5 Important Questions to Ask About Best of Breed Unit Make-Ready Software
Here are five important questions to ask to help decide if a one stop shop or best of breed apartment turnover solution is best for your business:
#1: How well does the software integrate?
This question applies to both best of breed unit make-ready software and one stop shop options. With best of breed solutions, different parts of the software are designed by different companies.
However, compatibility issues often occur with one stop shop options too. That’s because one stop shop vendors frequently acquire other vendor solutions to add to their mix of offerings, rebranding them as their own solutions.

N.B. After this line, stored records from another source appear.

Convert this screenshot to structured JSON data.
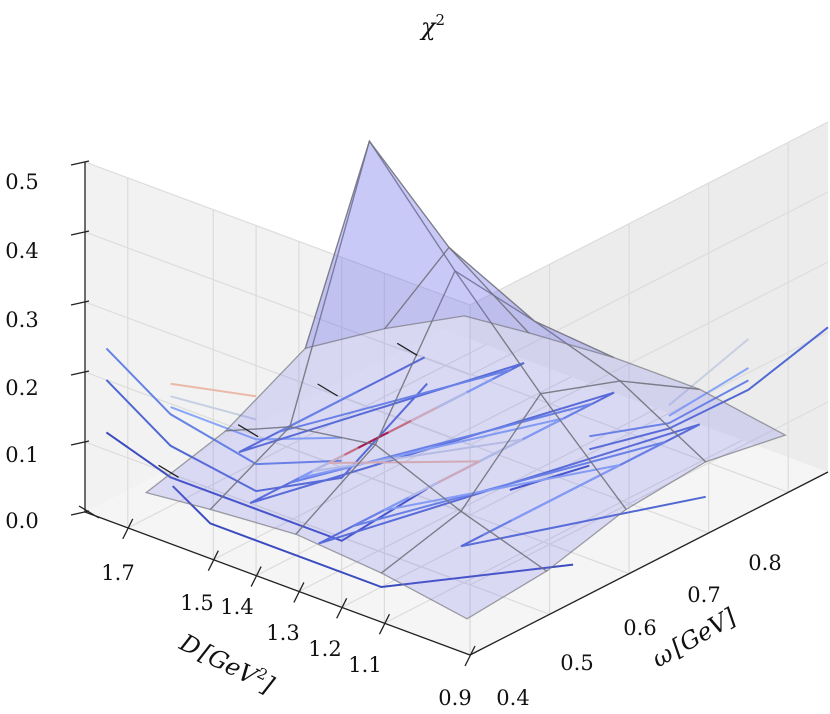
{
  "chart_data": {
    "type": "surface",
    "title": "",
    "axes": {
      "x": {
        "label_var": "ω",
        "label_unit": "[GeV]",
        "ticks": [
          "0.4",
          "0.5",
          "0.6",
          "0.7",
          "0.8"
        ],
        "range": [
          0.4,
          0.85
        ]
      },
      "y": {
        "label_var": "D",
        "label_unit": "[GeV",
        "label_sup": "2",
        "label_close": "]",
        "ticks": [
          "0.9",
          "1.1",
          "1.2",
          "1.3",
          "1.4",
          "1.5",
          "1.7"
        ],
        "range": [
          0.9,
          1.8
        ]
      },
      "z": {
        "label_var": "χ",
        "label_sup": "2",
        "ticks": [
          "0.0",
          "0.1",
          "0.2",
          "0.3",
          "0.4",
          "0.5"
        ],
        "range": [
          0.0,
          0.5
        ]
      }
    },
    "grid": true,
    "colormap": "coolwarm",
    "surface_color": "#7777ee",
    "omega": [
      0.45,
      0.55,
      0.65,
      0.75,
      0.85
    ],
    "D": [
      1.0,
      1.2,
      1.4,
      1.6,
      1.75
    ],
    "chi2": [
      [
        0.0,
        0.01,
        0.04,
        0.05,
        0.03
      ],
      [
        0.02,
        0.05,
        0.16,
        0.12,
        0.05
      ],
      [
        0.03,
        0.1,
        0.29,
        0.16,
        0.05
      ],
      [
        0.02,
        0.08,
        0.43,
        0.22,
        0.04
      ],
      [
        0.01,
        0.04,
        0.1,
        0.07,
        0.03
      ]
    ],
    "contour_levels": [
      0.02,
      0.05,
      0.08,
      0.12,
      0.18,
      0.25,
      0.32,
      0.38
    ]
  }
}
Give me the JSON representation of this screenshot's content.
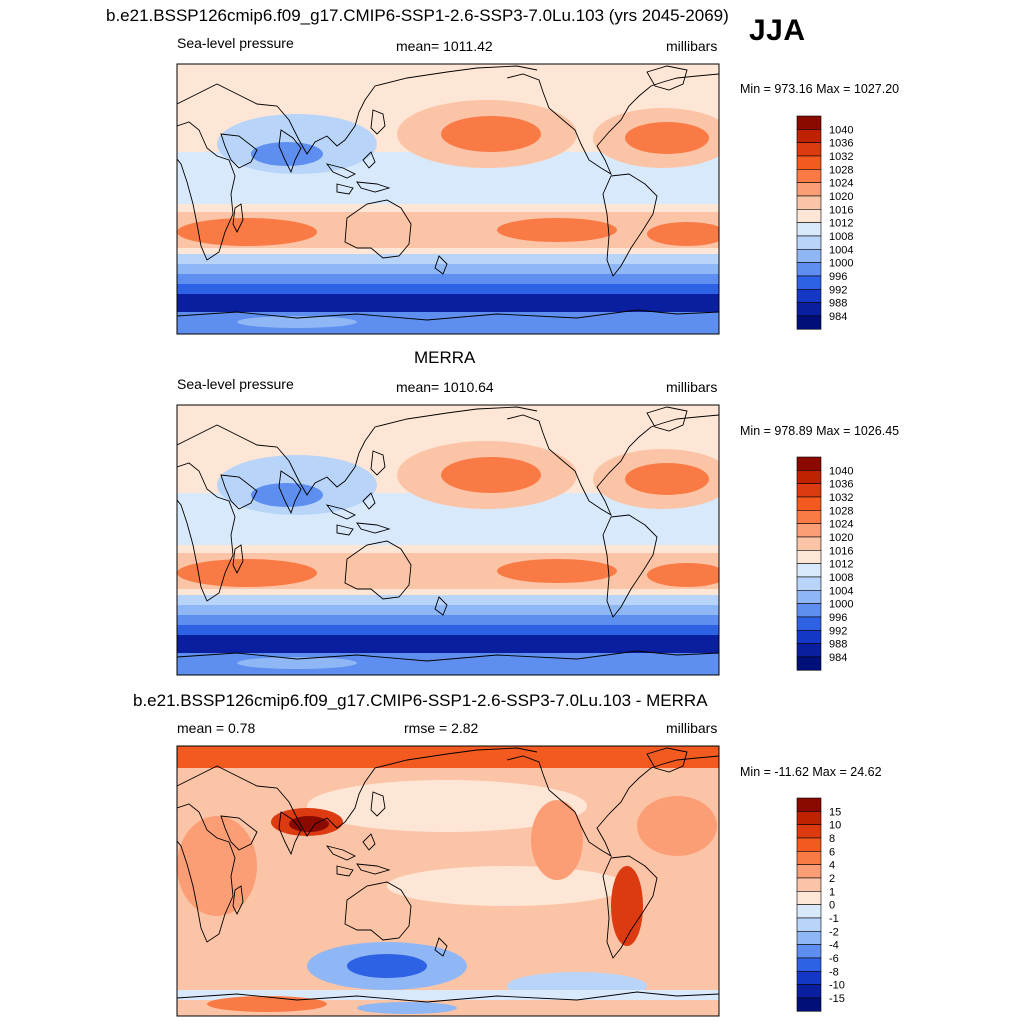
{
  "season": "JJA",
  "panels": [
    {
      "title": "b.e21.BSSP126cmip6.f09_g17.CMIP6-SSP1-2.6-SSP3-7.0Lu.103 (yrs 2045-2069)",
      "left_label": "Sea-level pressure",
      "center_label": "mean= 1011.42",
      "right_label": "millibars",
      "min_max": "Min = 973.16 Max = 1027.20",
      "colorbar_labels": [
        "1040",
        "1036",
        "1032",
        "1028",
        "1024",
        "1020",
        "1016",
        "1012",
        "1008",
        "1004",
        "1000",
        "996",
        "992",
        "988",
        "984"
      ],
      "colorbar_colors": [
        "#8b0a00",
        "#bf2200",
        "#dc3a10",
        "#f25a20",
        "#fa7a45",
        "#fb9e75",
        "#fcc4a6",
        "#fee6d6",
        "#d8e9fb",
        "#b8d4f8",
        "#8fb7f5",
        "#5e8ff0",
        "#2e62e4",
        "#1438c6",
        "#0a1ea0",
        "#001078"
      ]
    },
    {
      "title": "MERRA",
      "left_label": "Sea-level pressure",
      "center_label": "mean= 1010.64",
      "right_label": "millibars",
      "min_max": "Min = 978.89 Max = 1026.45",
      "colorbar_labels": [
        "1040",
        "1036",
        "1032",
        "1028",
        "1024",
        "1020",
        "1016",
        "1012",
        "1008",
        "1004",
        "1000",
        "996",
        "992",
        "988",
        "984"
      ],
      "colorbar_colors": [
        "#8b0a00",
        "#bf2200",
        "#dc3a10",
        "#f25a20",
        "#fa7a45",
        "#fb9e75",
        "#fcc4a6",
        "#fee6d6",
        "#d8e9fb",
        "#b8d4f8",
        "#8fb7f5",
        "#5e8ff0",
        "#2e62e4",
        "#1438c6",
        "#0a1ea0",
        "#001078"
      ]
    },
    {
      "title": "b.e21.BSSP126cmip6.f09_g17.CMIP6-SSP1-2.6-SSP3-7.0Lu.103 - MERRA",
      "left_label": "mean =   0.78",
      "center_label": "rmse =   2.82",
      "right_label": "millibars",
      "min_max": "Min = -11.62 Max =  24.62",
      "colorbar_labels": [
        "15",
        "10",
        "8",
        "6",
        "4",
        "2",
        "1",
        "0",
        "-1",
        "-2",
        "-4",
        "-6",
        "-8",
        "-10",
        "-15"
      ],
      "colorbar_colors": [
        "#8b0a00",
        "#bf2200",
        "#dc3a10",
        "#f25a20",
        "#fa7a45",
        "#fb9e75",
        "#fcc4a6",
        "#fee6d6",
        "#d8e9fb",
        "#b8d4f8",
        "#8fb7f5",
        "#5e8ff0",
        "#2e62e4",
        "#1438c6",
        "#0a1ea0",
        "#001078"
      ]
    }
  ]
}
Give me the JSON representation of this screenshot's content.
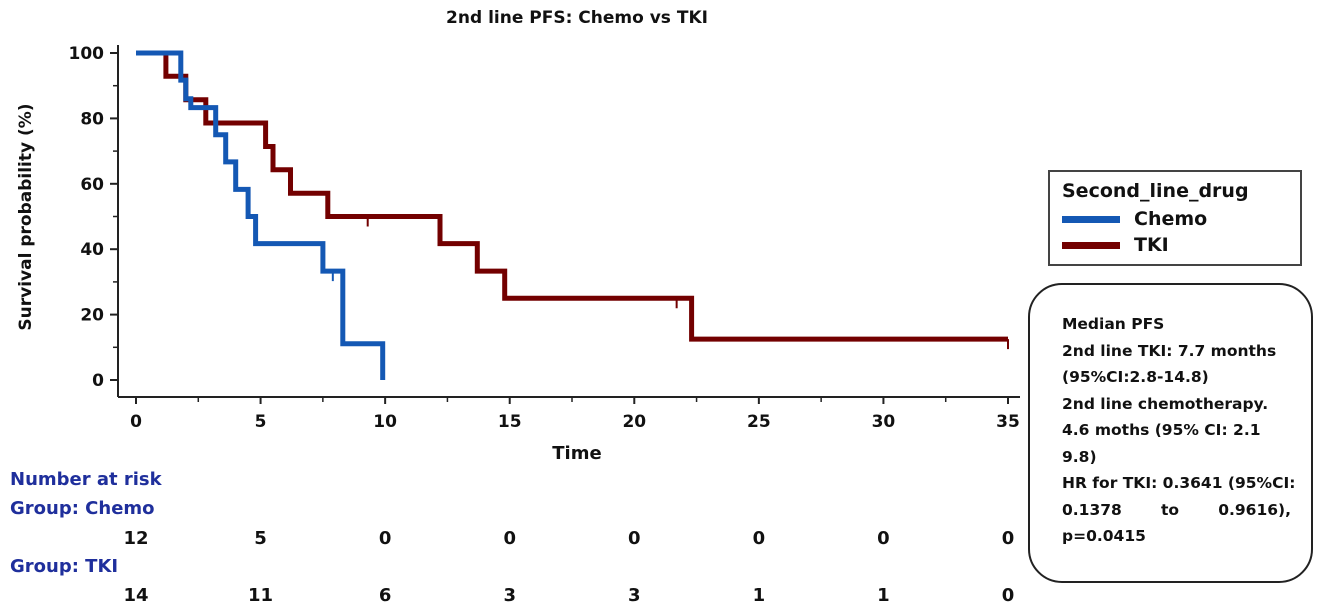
{
  "chart_data": {
    "type": "line",
    "title": "2nd line PFS: Chemo vs TKI",
    "xlabel": "Time",
    "ylabel": "Survival probability (%)",
    "xlim": [
      0,
      35
    ],
    "ylim": [
      0,
      100
    ],
    "x_ticks": [
      0,
      5,
      10,
      15,
      20,
      25,
      30,
      35
    ],
    "y_ticks": [
      0,
      20,
      40,
      60,
      80,
      100
    ],
    "grid": false,
    "legend_placement": "right",
    "series": [
      {
        "name": "Chemo",
        "color": "#1458b4",
        "x": [
          0,
          1.8,
          1.8,
          2.0,
          2.0,
          2.2,
          2.2,
          3.2,
          3.2,
          3.6,
          3.6,
          4.0,
          4.0,
          4.5,
          4.5,
          4.8,
          4.8,
          7.5,
          7.5,
          8.3,
          8.3,
          9.9,
          9.9
        ],
        "y": [
          100,
          100,
          91.7,
          91.7,
          86,
          86,
          83.3,
          83.3,
          75,
          75,
          66.7,
          66.7,
          58.3,
          58.3,
          50,
          50,
          41.7,
          41.7,
          33.3,
          33.3,
          11.1,
          11.1,
          0
        ],
        "censor_x": [
          7.9
        ],
        "censor_y": [
          33.3
        ]
      },
      {
        "name": "TKI",
        "color": "#730000",
        "x": [
          0,
          1.2,
          1.2,
          2.0,
          2.0,
          2.8,
          2.8,
          5.2,
          5.2,
          5.5,
          5.5,
          6.2,
          6.2,
          7.7,
          7.7,
          12.2,
          12.2,
          13.7,
          13.7,
          14.8,
          14.8,
          22.3,
          22.3,
          35
        ],
        "y": [
          100,
          100,
          92.9,
          92.9,
          85.7,
          85.7,
          78.6,
          78.6,
          71.4,
          71.4,
          64.3,
          64.3,
          57.1,
          57.1,
          50,
          50,
          41.7,
          41.7,
          33.3,
          33.3,
          25,
          25,
          12.5,
          12.5
        ],
        "censor_x": [
          9.3,
          21.7,
          35
        ],
        "censor_y": [
          50,
          25,
          12.5
        ]
      }
    ]
  },
  "legend": {
    "title": "Second_line_drug",
    "items": [
      {
        "label": "Chemo",
        "color": "#1458b4"
      },
      {
        "label": "TKI",
        "color": "#730000"
      }
    ]
  },
  "stats": {
    "lines": [
      "Median PFS",
      "2nd line TKI: 7.7 months",
      "(95%CI:2.8-14.8)",
      "2nd line chemotherapy.",
      "4.6 moths (95% CI: 2.1",
      "9.8)",
      "HR for TKI: 0.3641 (95%CI:"
    ],
    "justified_line": [
      "0.1378",
      "to",
      "0.9616),"
    ],
    "last_line": "p=0.0415"
  },
  "risk_table": {
    "heading": "Number at risk",
    "groups": [
      {
        "label": "Group: Chemo",
        "counts": [
          "12",
          "5",
          "0",
          "0",
          "0",
          "0",
          "0",
          "0"
        ]
      },
      {
        "label": "Group: TKI",
        "counts": [
          "14",
          "11",
          "6",
          "3",
          "3",
          "1",
          "1",
          "0"
        ]
      }
    ]
  }
}
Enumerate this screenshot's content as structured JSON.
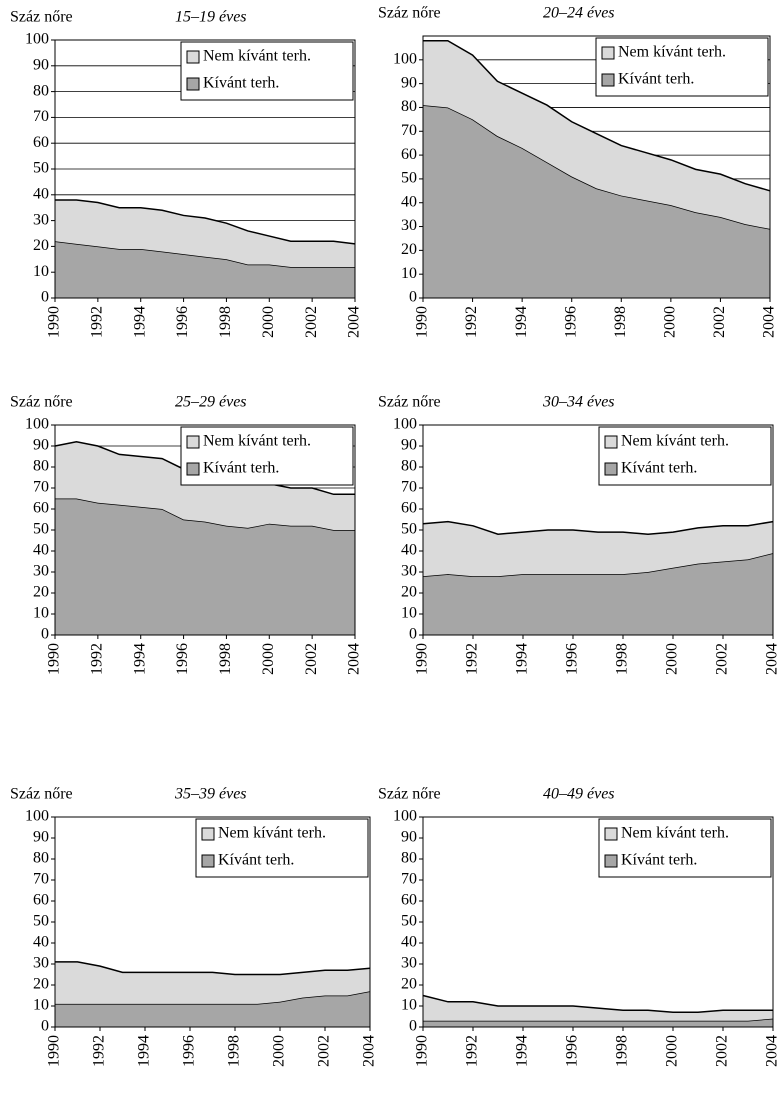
{
  "chart_data": [
    {
      "type": "area",
      "stacked": true,
      "title": "15–19 éves",
      "ylabel": "Száz nőre",
      "x": [
        1990,
        1991,
        1992,
        1993,
        1994,
        1995,
        1996,
        1997,
        1998,
        1999,
        2000,
        2001,
        2002,
        2003,
        2004
      ],
      "xlim": [
        1990,
        2004
      ],
      "xticks": [
        1990,
        1992,
        1994,
        1996,
        1998,
        2000,
        2002,
        2004
      ],
      "ylim": [
        0,
        100
      ],
      "yticks": [
        0,
        10,
        20,
        30,
        40,
        50,
        60,
        70,
        80,
        90,
        100
      ],
      "grid": true,
      "series": [
        {
          "name": "Kívánt terh.",
          "color": "#a6a6a6",
          "values": [
            22,
            21,
            20,
            19,
            19,
            18,
            17,
            16,
            15,
            13,
            13,
            12,
            12,
            12,
            12
          ]
        },
        {
          "name": "Nem kívánt terh.",
          "color": "#dadada",
          "values": [
            16,
            17,
            17,
            16,
            16,
            16,
            15,
            15,
            14,
            13,
            11,
            10,
            10,
            10,
            9
          ]
        }
      ]
    },
    {
      "type": "area",
      "stacked": true,
      "title": "20–24 éves",
      "ylabel": "Száz nőre",
      "x": [
        1990,
        1991,
        1992,
        1993,
        1994,
        1995,
        1996,
        1997,
        1998,
        1999,
        2000,
        2001,
        2002,
        2003,
        2004
      ],
      "xlim": [
        1990,
        2004
      ],
      "xticks": [
        1990,
        1992,
        1994,
        1996,
        1998,
        2000,
        2002,
        2004
      ],
      "ylim": [
        0,
        110
      ],
      "yticks": [
        0,
        10,
        20,
        30,
        40,
        50,
        60,
        70,
        80,
        90,
        100
      ],
      "grid": true,
      "series": [
        {
          "name": "Kívánt terh.",
          "color": "#a6a6a6",
          "values": [
            81,
            80,
            75,
            68,
            63,
            57,
            51,
            46,
            43,
            41,
            39,
            36,
            34,
            31,
            29
          ]
        },
        {
          "name": "Nem kívánt terh.",
          "color": "#dadada",
          "values": [
            27,
            28,
            27,
            23,
            23,
            24,
            23,
            23,
            21,
            20,
            19,
            18,
            18,
            17,
            16
          ]
        }
      ]
    },
    {
      "type": "area",
      "stacked": true,
      "title": "25–29 éves",
      "ylabel": "Száz nőre",
      "x": [
        1990,
        1991,
        1992,
        1993,
        1994,
        1995,
        1996,
        1997,
        1998,
        1999,
        2000,
        2001,
        2002,
        2003,
        2004
      ],
      "xlim": [
        1990,
        2004
      ],
      "xticks": [
        1990,
        1992,
        1994,
        1996,
        1998,
        2000,
        2002,
        2004
      ],
      "ylim": [
        0,
        100
      ],
      "yticks": [
        0,
        10,
        20,
        30,
        40,
        50,
        60,
        70,
        80,
        90,
        100
      ],
      "grid": true,
      "series": [
        {
          "name": "Kívánt terh.",
          "color": "#a6a6a6",
          "values": [
            65,
            65,
            63,
            62,
            61,
            60,
            55,
            54,
            52,
            51,
            53,
            52,
            52,
            50,
            50
          ]
        },
        {
          "name": "Nem kívánt terh.",
          "color": "#dadada",
          "values": [
            25,
            27,
            27,
            24,
            24,
            24,
            24,
            23,
            22,
            21,
            19,
            18,
            18,
            17,
            17
          ]
        }
      ]
    },
    {
      "type": "area",
      "stacked": true,
      "title": "30–34 éves",
      "ylabel": "Száz nőre",
      "x": [
        1990,
        1991,
        1992,
        1993,
        1994,
        1995,
        1996,
        1997,
        1998,
        1999,
        2000,
        2001,
        2002,
        2003,
        2004
      ],
      "xlim": [
        1990,
        2004
      ],
      "xticks": [
        1990,
        1992,
        1994,
        1996,
        1998,
        2000,
        2002,
        2004
      ],
      "ylim": [
        0,
        100
      ],
      "yticks": [
        0,
        10,
        20,
        30,
        40,
        50,
        60,
        70,
        80,
        90,
        100
      ],
      "grid": false,
      "series": [
        {
          "name": "Kívánt terh.",
          "color": "#a6a6a6",
          "values": [
            28,
            29,
            28,
            28,
            29,
            29,
            29,
            29,
            29,
            30,
            32,
            34,
            35,
            36,
            39
          ]
        },
        {
          "name": "Nem kívánt terh.",
          "color": "#dadada",
          "values": [
            25,
            25,
            24,
            20,
            20,
            21,
            21,
            20,
            20,
            18,
            17,
            17,
            17,
            16,
            15
          ]
        }
      ]
    },
    {
      "type": "area",
      "stacked": true,
      "title": "35–39 éves",
      "ylabel": "Száz nőre",
      "x": [
        1990,
        1991,
        1992,
        1993,
        1994,
        1995,
        1996,
        1997,
        1998,
        1999,
        2000,
        2001,
        2002,
        2003,
        2004
      ],
      "xlim": [
        1990,
        2004
      ],
      "xticks": [
        1990,
        1992,
        1994,
        1996,
        1998,
        2000,
        2002,
        2004
      ],
      "ylim": [
        0,
        100
      ],
      "yticks": [
        0,
        10,
        20,
        30,
        40,
        50,
        60,
        70,
        80,
        90,
        100
      ],
      "grid": false,
      "series": [
        {
          "name": "Kívánt terh.",
          "color": "#a6a6a6",
          "values": [
            11,
            11,
            11,
            11,
            11,
            11,
            11,
            11,
            11,
            11,
            12,
            14,
            15,
            15,
            17
          ]
        },
        {
          "name": "Nem kívánt terh.",
          "color": "#dadada",
          "values": [
            20,
            20,
            18,
            15,
            15,
            15,
            15,
            15,
            14,
            14,
            13,
            12,
            12,
            12,
            11
          ]
        }
      ]
    },
    {
      "type": "area",
      "stacked": true,
      "title": "40–49 éves",
      "ylabel": "Száz nőre",
      "x": [
        1990,
        1991,
        1992,
        1993,
        1994,
        1995,
        1996,
        1997,
        1998,
        1999,
        2000,
        2001,
        2002,
        2003,
        2004
      ],
      "xlim": [
        1990,
        2004
      ],
      "xticks": [
        1990,
        1992,
        1994,
        1996,
        1998,
        2000,
        2002,
        2004
      ],
      "ylim": [
        0,
        100
      ],
      "yticks": [
        0,
        10,
        20,
        30,
        40,
        50,
        60,
        70,
        80,
        90,
        100
      ],
      "grid": false,
      "series": [
        {
          "name": "Kívánt terh.",
          "color": "#a6a6a6",
          "values": [
            3,
            3,
            3,
            3,
            3,
            3,
            3,
            3,
            3,
            3,
            3,
            3,
            3,
            3,
            4
          ]
        },
        {
          "name": "Nem kívánt terh.",
          "color": "#dadada",
          "values": [
            12,
            9,
            9,
            7,
            7,
            7,
            7,
            6,
            5,
            5,
            4,
            4,
            5,
            5,
            4
          ]
        }
      ]
    }
  ]
}
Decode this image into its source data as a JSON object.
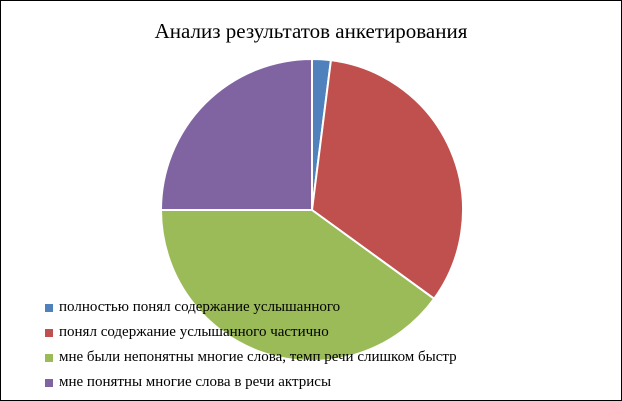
{
  "chart_data": {
    "type": "pie",
    "title": "Анализ результатов анкетирования",
    "categories": [
      "полностью понял содержание услышанного",
      "понял содержание услышанного частично",
      "мне были непонятны многие слова, темп речи слишком быстр",
      "мне понятны многие слова в речи актрисы"
    ],
    "values": [
      2,
      33,
      40,
      25
    ],
    "colors": [
      "#4F81BD",
      "#C0504D",
      "#9BBB59",
      "#8064A2"
    ],
    "start_angle_deg": 0,
    "direction": "clockwise",
    "legend_position": "bottom-left"
  }
}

What appears to be a tightly integrated system can actually be a hodge-podge of multiple software systems that don’t always communicate and work in tandem.
#2: Does the unit turnover software work well for all users?
In a perfect world, property management staff, office, and field staff work together to select the best unit make ready software for their multifamily portfolio. But in the real world, choosing between the best of breed property turnover software and one stop shop doesn’t always work that way.
Oftentimes, executive management will make a decision without getting input from everyone who will be using the property turnover software. Frequently they go down the path of least resistance, opting for a sub-par solution that does a reasonable job but isn’t really the best choice for the staff who will be using the software.
#3: What happens if part of the one stop shop software doesn’t work for you?
If you choose a one stop shop global solution and want to disable a certain function that doesn’t work right for you, you may be out of luck. Many one stop shop vendors only offer “all or nothing solutions” that force you to decide between using a system you don’t like or removing the entire software package and replacing it with a customizable best of breed unit turnover application.
A lot of times companies selling one stop shop solutions do this on purpose. They’re counting on the customer being so overwhelmed at removing a global make ready system that they end up staying with a mediocre platform.